RBA delivers rate relief, but Bullock distances bank from housing fix

Lenders react with rate cuts of their own

RBA delivers rate relief, but Bullock distances bank from housing fix

News

By Kellie Ell

The Reserve Bank of Australia (RBA) slashed interest rates for the second time this year, during Tuesday's meeting on monetary policy. 

Australia’s central bank lowered the official cash rate (OCR) by 25 basis points to 3.85%, down from 4.10%, in a move that aligned with broad market expectations — though fell short of the more aggressive 50-basis-point cut some bullish market players had anticipated. The bank pointed to easing inflation, rising wages, and ongoing global volatility as the key drivers behind its decision.

RBA Governor Michele Bullock described the move as “the right decision at this point in time” during a press conference, but left the door open for future rate cuts throughout the year. 

"Where this leads us in the future is a little bit more uncertain," Bullock said. 

In a statement released by the RBA, the bank said its decision was largely based on "considerable uncertainty about the final scope of the tariffs and policy responses in other countries. Geopolitical uncertainties also remain pronounced. These developments are expected to have an adverse effect on global economic activity, particularly if households and firms delay expenditure pending greater clarity on the outlook. This has also contributed to a weaker outlook for growth, employment and inflation in Australia. That said, world trade policy is changing rapidly, thereby making the central forecasts subject to considerable uncertainty."

Bullock went on to describe the ongoing tariff tensions— which began in April with US President Donald Trump's Liberation Day tariffs– as "a complete rollercoaster." 

"We have made the judgement that global trade issues overall will be disinflationary for Australia," she said. "However, there is a risk of inflation on the other side.

"The key point about the financial market we're in, is that it's not just uncertain, it's unpredictable," Bullock continued, adding that in a worst-case scenario Australia could be susceptible to a recession. 

Closer to home, the governor said the bank took a "cautious" approach when reviewing rates. 

"Now that we've got inflation down, we must keep it there, while trying to maintain a healthy jobs market. So there's now a new set of challenges facing the economy," Bullock said. "But with inflation declining and the unemployment rate relatively low, we're well positioned to deal with them.

“The board was of the view that 25 basis points was the right thing for now. But that doesn’t rule out that we might need to take action later,” Bullock said, adding that the RBA will continue to base future decisions on economic indicators. “We do have to remain data-driven,” she said.

The interest rate reductions came as welcome relief to mortgage holders and investors alike, many of whom have been grappling with a higher-than-usual cost of living Down Under. 

"Interest rates have impacted people who have loans, really, really severely. And they've been under the pump," Bullock said. 

Mortgage and Finance Association of Australia's  (MFAA) Chief Executive Officer Anja Pannek agreed that the rate cuts are welcome relief, but warned they might take some time to flow through the economy and property markets. 

But Bullock said that the nation's housing issues, both affordability and supply, are not something the RBA has control over. 

"There's nothing the Reserve Bank can do about these affordability issues of housing," the governor said. "This is an issue of housing demand and housing supply. Increasingly this is an issue that is finding its way into the government, both the Federal and state governments, and that's where the focus has to be. 

"This didn't just pop up overnight," Bullock continued. "This has been brewing for many years. There's nothing I or the bank can do about this. We've got to focus on our employment and inflation mandate, which is actually a really good thing we can do for young people or renters. 

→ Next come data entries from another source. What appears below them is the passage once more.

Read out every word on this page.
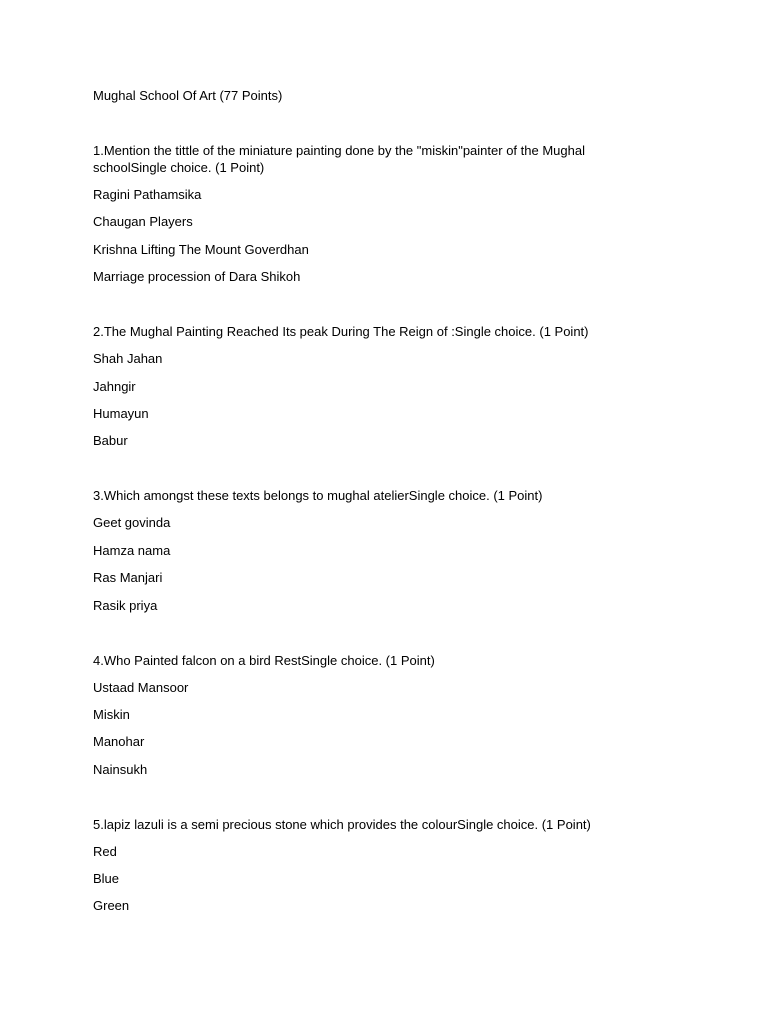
Mughal School Of Art (77 Points)
1.Mention the tittle of the miniature painting done by the "miskin"painter of the Mughal schoolSingle choice. (1 Point)
Ragini Pathamsika
Chaugan Players
Krishna Lifting The Mount Goverdhan
Marriage procession of Dara Shikoh
2.The Mughal Painting Reached Its peak During The Reign of :Single choice. (1 Point)
Shah Jahan
Jahngir
Humayun
Babur
3.Which amongst these texts belongs to mughal atelierSingle choice. (1 Point)
Geet govinda
Hamza nama
Ras Manjari
Rasik priya
4.Who Painted falcon on a bird RestSingle choice. (1 Point)
Ustaad Mansoor
Miskin
Manohar
Nainsukh
5.lapiz lazuli is a semi precious stone which provides the colourSingle choice. (1 Point)
Red
Blue
Green
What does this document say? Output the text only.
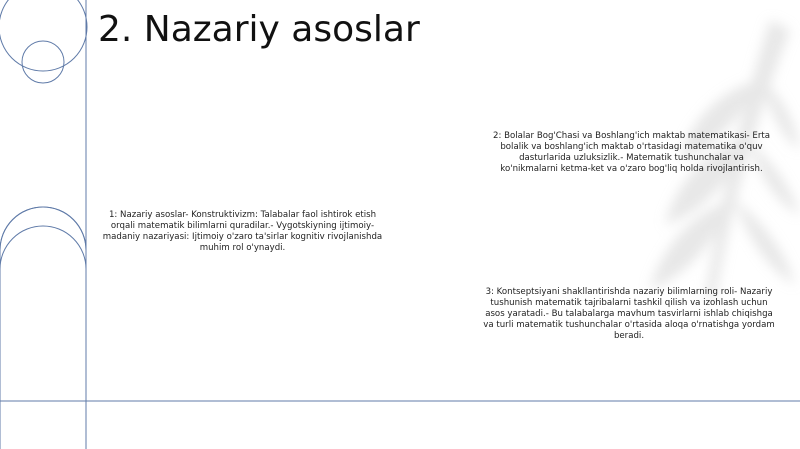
2. Nazariy asoslar
1: Nazariy asoslar- Konstruktivizm: Talabalar faol ishtirok etish orqali matematik bilimlarni quradilar.- Vygotskiyning ijtimoiy-madaniy nazariyasi: Ijtimoiy o'zaro ta'sirlar kognitiv rivojlanishda muhim rol o'ynaydi.
2: Bolalar Bog'Chasi va Boshlang'ich maktab matematikasi- Erta bolalik va boshlang'ich maktab o'rtasidagi matematika o'quv dasturlarida uzluksizlik.- Matematik tushunchalar va ko'nikmalarni ketma-ket va o'zaro bog'liq holda rivojlantirish.
3: Kontseptsiyani shakllantirishda nazariy bilimlarning roli- Nazariy tushunish matematik tajribalarni tashkil qilish va izohlash uchun asos yaratadi.- Bu talabalarga mavhum tasvirlarni ishlab chiqishga va turli matematik tushunchalar o'rtasida aloqa o'rnatishga yordam beradi.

"What governments can do is look at the supply and demand imbalance in housing," she said.

But house prices don't appear to be declining anytime soon. 

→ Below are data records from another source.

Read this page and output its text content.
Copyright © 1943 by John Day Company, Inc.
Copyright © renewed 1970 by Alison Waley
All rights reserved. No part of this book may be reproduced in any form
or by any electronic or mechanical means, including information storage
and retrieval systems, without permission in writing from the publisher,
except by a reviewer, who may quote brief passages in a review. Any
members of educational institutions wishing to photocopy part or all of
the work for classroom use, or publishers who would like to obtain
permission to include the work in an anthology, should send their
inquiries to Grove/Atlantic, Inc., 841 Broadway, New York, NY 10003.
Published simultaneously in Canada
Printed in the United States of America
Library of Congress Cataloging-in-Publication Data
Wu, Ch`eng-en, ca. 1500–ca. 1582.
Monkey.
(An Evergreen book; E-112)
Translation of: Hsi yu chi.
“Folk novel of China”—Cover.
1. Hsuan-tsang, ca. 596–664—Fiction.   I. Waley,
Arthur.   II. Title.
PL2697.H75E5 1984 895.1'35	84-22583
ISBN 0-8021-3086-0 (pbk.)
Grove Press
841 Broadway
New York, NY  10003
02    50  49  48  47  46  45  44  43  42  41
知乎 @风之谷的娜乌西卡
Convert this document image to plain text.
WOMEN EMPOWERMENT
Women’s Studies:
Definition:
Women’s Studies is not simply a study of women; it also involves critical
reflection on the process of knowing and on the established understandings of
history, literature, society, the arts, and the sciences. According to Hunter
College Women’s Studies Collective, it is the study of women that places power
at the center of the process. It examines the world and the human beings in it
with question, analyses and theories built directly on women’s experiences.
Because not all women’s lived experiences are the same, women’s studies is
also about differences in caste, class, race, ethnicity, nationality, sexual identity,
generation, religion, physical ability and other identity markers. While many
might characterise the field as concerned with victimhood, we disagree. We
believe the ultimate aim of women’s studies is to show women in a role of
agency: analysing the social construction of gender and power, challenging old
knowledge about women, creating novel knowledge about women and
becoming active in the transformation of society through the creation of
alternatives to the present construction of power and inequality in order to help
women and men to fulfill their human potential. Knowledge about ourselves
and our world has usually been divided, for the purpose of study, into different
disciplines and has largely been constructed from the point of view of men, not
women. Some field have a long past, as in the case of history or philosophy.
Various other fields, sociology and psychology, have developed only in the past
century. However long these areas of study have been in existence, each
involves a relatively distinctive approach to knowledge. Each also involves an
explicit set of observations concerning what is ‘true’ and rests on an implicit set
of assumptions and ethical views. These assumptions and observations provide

In 2025, and the median home price in five of Australia's capital cities — Sydney, Melbourne, Brisbane, Canberra and Adelaide — have passed the million-dollar mark, according to Domain.  

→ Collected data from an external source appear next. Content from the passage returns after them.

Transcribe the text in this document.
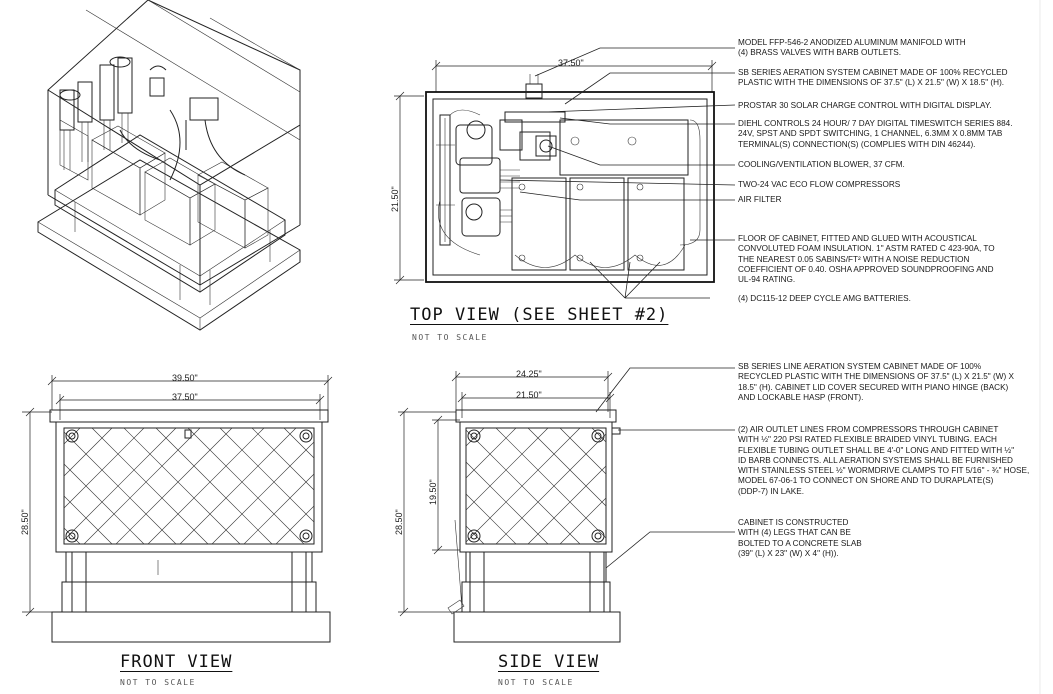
37.50"
21.50"
39.50"
37.50"
28.50"
24.25"
21.50"
19.50"
28.50"
TOP VIEW (SEE SHEET #2)
NOT TO SCALE
FRONT VIEW
NOT TO SCALE
SIDE VIEW
NOT TO SCALE
MODEL FFP-546-2 ANODIZED ALUMINUM MANIFOLD WITH
(4) BRASS VALVES WITH BARB OUTLETS.
SB SERIES AERATION SYSTEM CABINET MADE OF 100% RECYCLED
PLASTIC WITH THE DIMENSIONS OF 37.5" (L) X 21.5" (W) X 18.5" (H).
PROSTAR 30 SOLAR CHARGE CONTROL WITH DIGITAL DISPLAY.
DIEHL CONTROLS 24 HOUR/ 7 DAY DIGITAL TIMESWITCH SERIES 884.
24V, SPST AND SPDT SWITCHING, 1 CHANNEL, 6.3MM X 0.8MM TAB
TERMINAL(S) CONNECTION(S) (COMPLIES WITH DIN 46244).
COOLING/VENTILATION BLOWER, 37 CFM.
TWO-24 VAC ECO FLOW COMPRESSORS
AIR FILTER
FLOOR OF CABINET, FITTED AND GLUED WITH ACOUSTICAL
CONVOLUTED FOAM INSULATION. 1" ASTM RATED C 423-90A, TO
THE NEAREST 0.05 SABINS/FT² WITH A NOISE REDUCTION
COEFFICIENT OF 0.40. OSHA APPROVED SOUNDPROOFING AND
UL-94 RATING.
(4) DC115-12 DEEP CYCLE AMG BATTERIES.
SB SERIES LINE AERATION SYSTEM CABINET MADE OF 100%
RECYCLED PLASTIC WITH THE DIMENSIONS OF 37.5" (L) X 21.5" (W) X
18.5" (H). CABINET LID COVER SECURED WITH PIANO HINGE (BACK)
AND LOCKABLE HASP (FRONT).
(2) AIR OUTLET LINES FROM COMPRESSORS THROUGH CABINET
WITH ½" 220 PSI RATED FLEXIBLE BRAIDED VINYL TUBING. EACH
FLEXIBLE TUBING OUTLET SHALL BE 4'-0" LONG AND FITTED WITH ½"
ID BARB CONNECTS. ALL AERATION SYSTEMS SHALL BE FURNISHED
WITH STAINLESS STEEL ½" WORMDRIVE CLAMPS TO FIT 5/16" - ¾" HOSE,
MODEL 67-06-1 TO CONNECT ON SHORE AND TO DURAPLATE(S)
(DDP-7) IN LAKE.
CABINET IS CONSTRUCTED
WITH (4) LEGS THAT CAN BE
BOLTED TO A CONCRETE SLAB
(39" (L) X 23" (W) X 4" (H)).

Nationally, dwelling values rose 3.4% annually in the 12 months ending in March, according to CoreLogic, with double-digit increases in Adelaide and Perth. And even since February's rate cuts, prices have risen in Melbourne and Queensland, according to recent PropTrack data.  

Meanwhile, a number of lenders quickly followed suit with their own variable rate cuts. The list includes Commonwealth Bank (CBA), Westpac, National Australia Bank (NAB), Suncorp Bank, ING,AMP, Athena Home Loans, Bluestone, Pepper Money and MoneyMe. 

"The upcoming rate cut is a welcome move as it provides significant relief and increases cash flow, enabling our broker customers to plan for their future with greater confidence," said Chris Thomas, executive, commercial broker and equipment finance sales at NAB, regarding the major's variable rate reduction, which goes into effect May 30. "This rate cut not only benefits their businesses but also positively impacts their household budgets if they have home loans with NAB."

Westpac Acting Chief Executive, Consumer Carolyn McCann added: “We know many people continue to face cost of living pressure and today’s news will provide some welcome relief for mortgage customers."